Women on both sides of the border have borne the brunt of NAFTA
In the two
years since the implementation of NAFTA, the circumstances of workers, farmers and women, as well as environmental conditions, in Mexico and the United States have deteriorated, says a study released December 20 by non- governmental organizations in both countries.
"The evidence shows that, instead of engendering sustainable development, NAFTA is leading our countries down a path of increasing inequality and environmental destruction," said Karen Hansen-Kuhn of The Development GAP, which issued the report along with Equipo PUEBLO and the Institute for Policy Studies (IPS).
The study, "No Laughter in NAFTA," reports that NAFTA-related job losses in the United States doubled in 1995. Unemployment also doubled in Mexico between September 1994 and September 1995, and the purchasing power of the average Mexican wage fell by 54 percent.
At least 334 U.S. firms have moved to Mexico, many in highly polluting industries, the study said.
Rural communities in both countries are suffering under NAFTA, according to the report. Mexican production of basic grains has fallen over the past two years as the market is flooded with grain imports from the U.S.. In the United States, nearly 40 percent of NAFTA-related layoffs have been in rural communities, particularly in low-wage manufacturing.
The study documents the fact that women on both sides of the border have borne the brunt of NAFTA. In the United States, the largest number of NAFTA- related layoffs has been in the electronics and apparel industries, both of which employ high numbers of women. In Mexico, the booming "maquiladora" assembly plants along the border prefer to employ women because they are paid less and are perceived as more submissive.
"The beneficiaries of NAFTA are the large U.S. corporations that take advantage of cheap labor," said Sarah Anderson of IPS, "while the people NAFTA was supposed to help, North American workers, are worse off because of the treaty."
"As a result, neither the Democratic White House nor the Republican leadership in Congress, both of which promoted NAFTA, will likely raise it as an issue in the upcoming election year, much less advocate for its extension to other countries," said Anderson.
"The situation is much the same in Mexico, where NAFTA has come to symbolize the now thoroughly discredited administration of former President Carlos Salinas," said Carlos Heredia of Equipo PUEBLO. "Here in Mexico, NAFTA is such an embarrassing subject that President Zedillo never mentions it."

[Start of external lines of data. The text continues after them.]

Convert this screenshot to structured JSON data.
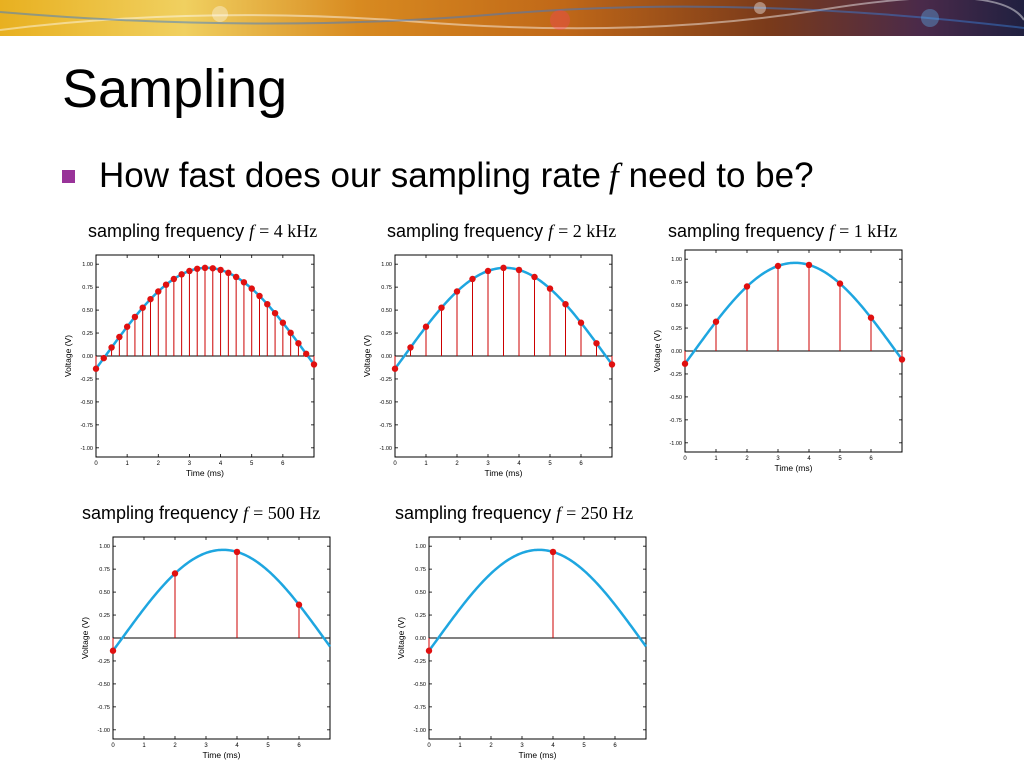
{
  "slide": {
    "title": "Sampling",
    "bullet_pre": "How fast does our sampling rate",
    "bullet_var": "f",
    "bullet_post": "need to be?"
  },
  "colors": {
    "signal": "#1ea6e0",
    "sample_marker": "#e01010",
    "stem": "#cc0000",
    "bullet": "#993399"
  },
  "chart_data": [
    {
      "type": "line",
      "title_prefix": "sampling frequency",
      "title_var": "f",
      "title_value": "= 4 kHz",
      "xlabel": "Time (ms)",
      "ylabel": "Voltage (V)",
      "xlim": [
        0,
        7
      ],
      "ylim": [
        -1.1,
        1.1
      ],
      "xticks": [
        "0",
        "1",
        "2",
        "3",
        "4",
        "5",
        "6"
      ],
      "yticks": [
        "1.00",
        "0.75",
        "0.50",
        "0.25",
        "0.00",
        "-0.25",
        "-0.50",
        "-0.75",
        "-1.00"
      ],
      "signal": {
        "amplitude": 0.96,
        "peak_time_ms": 3.55,
        "period_ms": 13.0
      },
      "sample_times_ms": [
        0,
        0.25,
        0.5,
        0.75,
        1,
        1.25,
        1.5,
        1.75,
        2,
        2.25,
        2.5,
        2.75,
        3,
        3.25,
        3.5,
        3.75,
        4,
        4.25,
        4.5,
        4.75,
        5,
        5.25,
        5.5,
        5.75,
        6,
        6.25,
        6.5,
        6.75,
        7
      ]
    },
    {
      "type": "line",
      "title_prefix": "sampling frequency",
      "title_var": "f",
      "title_value": "= 2 kHz",
      "xlabel": "Time (ms)",
      "ylabel": "Voltage (V)",
      "xlim": [
        0,
        7
      ],
      "ylim": [
        -1.1,
        1.1
      ],
      "xticks": [
        "0",
        "1",
        "2",
        "3",
        "4",
        "5",
        "6"
      ],
      "yticks": [
        "1.00",
        "0.75",
        "0.50",
        "0.25",
        "0.00",
        "-0.25",
        "-0.50",
        "-0.75",
        "-1.00"
      ],
      "signal": {
        "amplitude": 0.96,
        "peak_time_ms": 3.55,
        "period_ms": 13.0
      },
      "sample_times_ms": [
        0,
        0.5,
        1,
        1.5,
        2,
        2.5,
        3,
        3.5,
        4,
        4.5,
        5,
        5.5,
        6,
        6.5,
        7
      ]
    },
    {
      "type": "line",
      "title_prefix": "sampling frequency",
      "title_var": "f",
      "title_value": "= 1 kHz",
      "xlabel": "Time (ms)",
      "ylabel": "Voltage (V)",
      "xlim": [
        0,
        7
      ],
      "ylim": [
        -1.1,
        1.1
      ],
      "xticks": [
        "0",
        "1",
        "2",
        "3",
        "4",
        "5",
        "6"
      ],
      "yticks": [
        "1.00",
        "0.75",
        "0.50",
        "0.25",
        "0.00",
        "-0.25",
        "-0.50",
        "-0.75",
        "-1.00"
      ],
      "signal": {
        "amplitude": 0.96,
        "peak_time_ms": 3.55,
        "period_ms": 13.0
      },
      "sample_times_ms": [
        0,
        1,
        2,
        3,
        4,
        5,
        6,
        7
      ]
    },
    {
      "type": "line",
      "title_prefix": "sampling frequency",
      "title_var": "f",
      "title_value": "= 500 Hz",
      "xlabel": "Time (ms)",
      "ylabel": "Voltage (V)",
      "xlim": [
        0,
        7
      ],
      "ylim": [
        -1.1,
        1.1
      ],
      "xticks": [
        "0",
        "1",
        "2",
        "3",
        "4",
        "5",
        "6"
      ],
      "yticks": [
        "1.00",
        "0.75",
        "0.50",
        "0.25",
        "0.00",
        "-0.25",
        "-0.50",
        "-0.75",
        "-1.00"
      ],
      "signal": {
        "amplitude": 0.96,
        "peak_time_ms": 3.55,
        "period_ms": 13.0
      },
      "sample_times_ms": [
        0,
        2,
        4,
        6
      ]
    },
    {
      "type": "line",
      "title_prefix": "sampling frequency",
      "title_var": "f",
      "title_value": "= 250 Hz",
      "xlabel": "Time (ms)",
      "ylabel": "Voltage (V)",
      "xlim": [
        0,
        7
      ],
      "ylim": [
        -1.1,
        1.1
      ],
      "xticks": [
        "0",
        "1",
        "2",
        "3",
        "4",
        "5",
        "6"
      ],
      "yticks": [
        "1.00",
        "0.75",
        "0.50",
        "0.25",
        "0.00",
        "-0.25",
        "-0.50",
        "-0.75",
        "-1.00"
      ],
      "signal": {
        "amplitude": 0.96,
        "peak_time_ms": 3.55,
        "period_ms": 13.0
      },
      "sample_times_ms": [
        0,
        4
      ]
    }
  ]
}
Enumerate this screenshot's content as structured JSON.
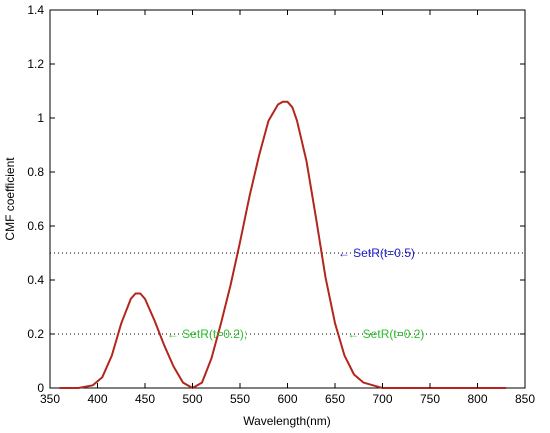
{
  "chart_data": {
    "type": "line",
    "title": "",
    "xlabel": "Wavelength(nm)",
    "ylabel": "CMF coefficient",
    "xlim": [
      350,
      850
    ],
    "ylim": [
      0,
      1.4
    ],
    "xticks": [
      350,
      400,
      450,
      500,
      550,
      600,
      650,
      700,
      750,
      800,
      850
    ],
    "yticks": [
      0,
      0.2,
      0.4,
      0.6,
      0.8,
      1,
      1.2,
      1.4
    ],
    "xtick_labels": [
      "350",
      "400",
      "450",
      "500",
      "550",
      "600",
      "650",
      "700",
      "750",
      "800",
      "850"
    ],
    "ytick_labels": [
      "0",
      "0.2",
      "0.4",
      "0.6",
      "0.8",
      "1",
      "1.2",
      "1.4"
    ],
    "grid": false,
    "series": [
      {
        "color": "#b3261e",
        "x": [
          360,
          380,
          395,
          405,
          415,
          425,
          435,
          440,
          445,
          450,
          460,
          470,
          480,
          490,
          500,
          510,
          520,
          530,
          540,
          550,
          560,
          570,
          580,
          590,
          595,
          600,
          605,
          610,
          620,
          630,
          640,
          650,
          660,
          670,
          680,
          690,
          700,
          720,
          750,
          800,
          830
        ],
        "y": [
          0.0,
          0.0,
          0.01,
          0.04,
          0.12,
          0.24,
          0.33,
          0.35,
          0.35,
          0.33,
          0.25,
          0.16,
          0.08,
          0.02,
          0.0,
          0.02,
          0.11,
          0.24,
          0.38,
          0.54,
          0.71,
          0.86,
          0.99,
          1.05,
          1.06,
          1.06,
          1.04,
          0.99,
          0.84,
          0.63,
          0.41,
          0.24,
          0.12,
          0.05,
          0.02,
          0.01,
          0.0,
          0.0,
          0.0,
          0.0,
          0.0
        ]
      }
    ],
    "threshold_lines": [
      {
        "y": 0.5,
        "style": "dotted"
      },
      {
        "y": 0.2,
        "style": "dotted"
      }
    ],
    "annotations": [
      {
        "text": "SetR(t=0.5)",
        "arrow": "←",
        "x": 653,
        "y": 0.5,
        "color": "#1a1ad0"
      },
      {
        "text": "SetR(t=0.2);",
        "arrow": "←",
        "x": 473,
        "y": 0.2,
        "color": "#2fbf2f"
      },
      {
        "text": "SetR(t=0.2)",
        "arrow": "←",
        "x": 663,
        "y": 0.2,
        "color": "#2fbf2f"
      }
    ]
  }
}
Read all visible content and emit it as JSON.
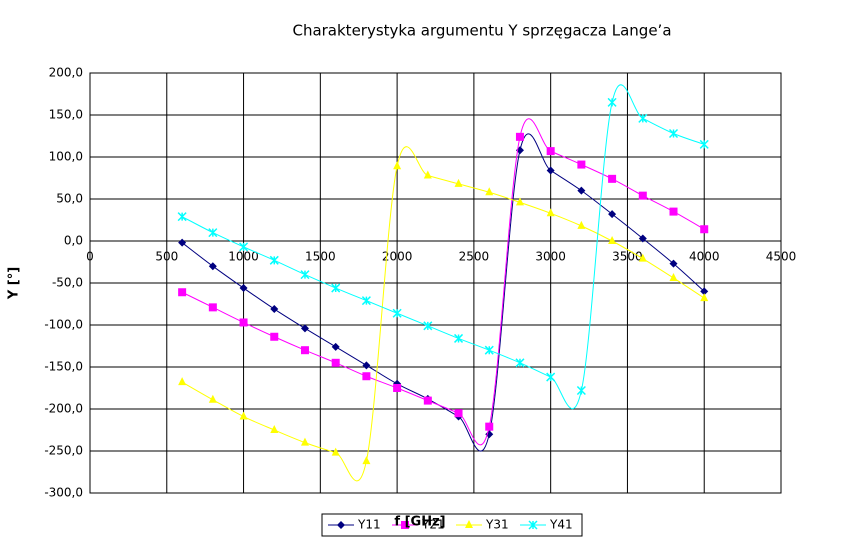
{
  "chart_data": {
    "type": "line",
    "title": "Charakterystyka argumentu Y sprzęgacza Lange’a",
    "x_label": "f [GHz]",
    "y_label": "Y [°]",
    "x": [
      600,
      800,
      1000,
      1200,
      1400,
      1600,
      1800,
      2000,
      2200,
      2400,
      2600,
      2800,
      3000,
      3200,
      3400,
      3600,
      3800,
      4000
    ],
    "series": [
      {
        "name": "Y11",
        "color": "#000080",
        "marker": "diamond",
        "values": [
          -2,
          -30,
          -56,
          -81,
          -104,
          -126,
          -148,
          -170,
          -188,
          -209,
          -230,
          108,
          84,
          60,
          32,
          3,
          -27,
          -60
        ]
      },
      {
        "name": "Y21",
        "color": "#ff00ff",
        "marker": "square",
        "values": [
          -61,
          -79,
          -97,
          -114,
          -130,
          -145,
          -161,
          -175,
          -190,
          -205,
          -221,
          124,
          107,
          91,
          74,
          54,
          35,
          14
        ]
      },
      {
        "name": "Y31",
        "color": "#ffff00",
        "marker": "triangle",
        "values": [
          -168,
          -189,
          -209,
          -225,
          -240,
          -252,
          -262,
          89,
          78,
          68,
          58,
          46,
          33,
          18,
          0,
          -21,
          -44,
          -68
        ]
      },
      {
        "name": "Y41",
        "color": "#00ffff",
        "marker": "star",
        "values": [
          29,
          10,
          -7,
          -23,
          -40,
          -56,
          -71,
          -86,
          -101,
          -116,
          -130,
          -145,
          -162,
          -178,
          165,
          146,
          128,
          115
        ]
      }
    ],
    "xlim": [
      0,
      4500
    ],
    "xticks": [
      0,
      500,
      1000,
      1500,
      2000,
      2500,
      3000,
      3500,
      4000,
      4500
    ],
    "ylim": [
      -300,
      200
    ],
    "yticks": [
      {
        "value": -300,
        "label": "-300,0"
      },
      {
        "value": -250,
        "label": "-250,0"
      },
      {
        "value": -200,
        "label": "-200,0"
      },
      {
        "value": -150,
        "label": "-150,0"
      },
      {
        "value": -100,
        "label": "-100,0"
      },
      {
        "value": -50,
        "label": "-50,0"
      },
      {
        "value": 0,
        "label": "0,0"
      },
      {
        "value": 50,
        "label": "50,0"
      },
      {
        "value": 100,
        "label": "100,0"
      },
      {
        "value": 150,
        "label": "150,0"
      },
      {
        "value": 200,
        "label": "200,0"
      }
    ],
    "grid": true,
    "legend": "bottom"
  }
}
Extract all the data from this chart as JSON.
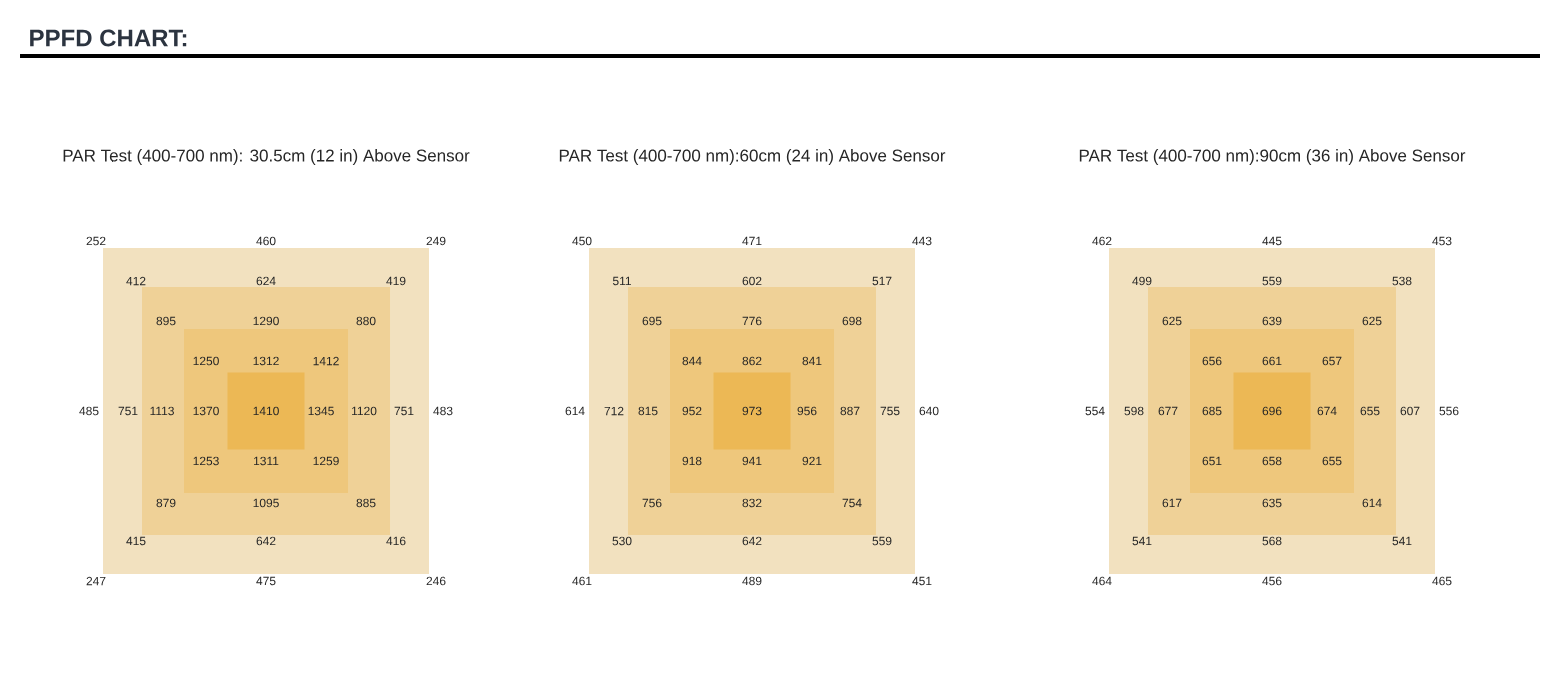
{
  "chart_data": [
    {
      "type": "other",
      "data_labels": true,
      "annotations": [
        "PPFD CHART:"
      ],
      "subtitle": "PAR Test (400-700 nm): 30.5cm (12 in) Above Sensor",
      "values": [
        252,
        460,
        249,
        412,
        624,
        419,
        895,
        1290,
        880,
        1250,
        1312,
        1412,
        485,
        751,
        1113,
        1370,
        1410,
        1345,
        1120,
        751,
        483,
        1253,
        1311,
        1259,
        879,
        1095,
        885,
        415,
        642,
        416,
        247,
        475,
        246
      ]
    },
    {
      "type": "other",
      "data_labels": true,
      "subtitle": "PAR Test (400-700 nm):60cm (24 in) Above Sensor",
      "values": [
        450,
        471,
        443,
        511,
        602,
        517,
        695,
        776,
        698,
        844,
        862,
        841,
        614,
        712,
        815,
        952,
        973,
        956,
        887,
        755,
        640,
        918,
        941,
        921,
        756,
        832,
        754,
        530,
        642,
        559,
        461,
        489,
        451
      ]
    },
    {
      "type": "other",
      "data_labels": true,
      "subtitle": "PAR Test (400-700 nm):90cm (36 in) Above Sensor",
      "values": [
        462,
        445,
        453,
        499,
        559,
        538,
        625,
        639,
        625,
        656,
        661,
        657,
        554,
        598,
        677,
        685,
        696,
        674,
        655,
        607,
        556,
        651,
        658,
        655,
        617,
        635,
        614,
        541,
        568,
        541,
        464,
        456,
        465
      ]
    }
  ]
}
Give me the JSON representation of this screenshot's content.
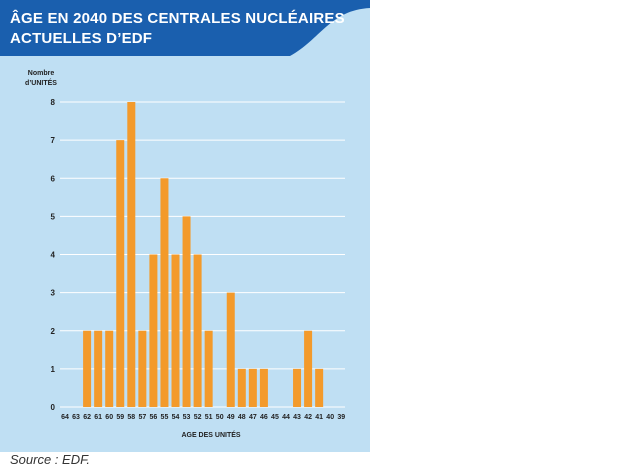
{
  "header": {
    "title_line1": "ÂGE EN 2040 DES CENTRALES NUCLÉAIRES",
    "title_line2": "ACTUELLES D’EDF",
    "bg_color": "#1a5fae"
  },
  "source": "Source : EDF.",
  "colors": {
    "panel": "#bfdff3",
    "bar": "#f39a2b",
    "grid": "#ffffff"
  },
  "chart_data": {
    "type": "bar",
    "title": "ÂGE EN 2040 DES CENTRALES NUCLÉAIRES ACTUELLES D’EDF",
    "ylabel_line1": "Nombre",
    "ylabel_line2": "d’UNITÉS",
    "xlabel": "AGE DES UNITÉS",
    "ylim": [
      0,
      8
    ],
    "yticks": [
      0,
      1,
      2,
      3,
      4,
      5,
      6,
      7,
      8
    ],
    "categories": [
      "64",
      "63",
      "62",
      "61",
      "60",
      "59",
      "58",
      "57",
      "56",
      "55",
      "54",
      "53",
      "52",
      "51",
      "50",
      "49",
      "48",
      "47",
      "46",
      "45",
      "44",
      "43",
      "42",
      "41",
      "40",
      "39"
    ],
    "values": [
      0,
      0,
      2,
      2,
      2,
      7,
      8,
      2,
      4,
      6,
      4,
      5,
      4,
      2,
      0,
      3,
      1,
      1,
      1,
      0,
      0,
      1,
      2,
      1,
      0,
      0
    ],
    "grid": true
  }
}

The authors of "No Laughter in NAFTA," part of a broad-based network of North American citizens' organizations that had designed and advocated a fundamentally different approach to continental development during the NAFTA negotiations, urge a rapid shift in policy before NAFTA's negative effects are compounded. "Since NAFTA is failing to achieve its goals and fulfill promises," they conclude, "the peoples of all three countries and their elected officials should jettison the accord and reexamine the rules and principles for a more democratic framework of integration."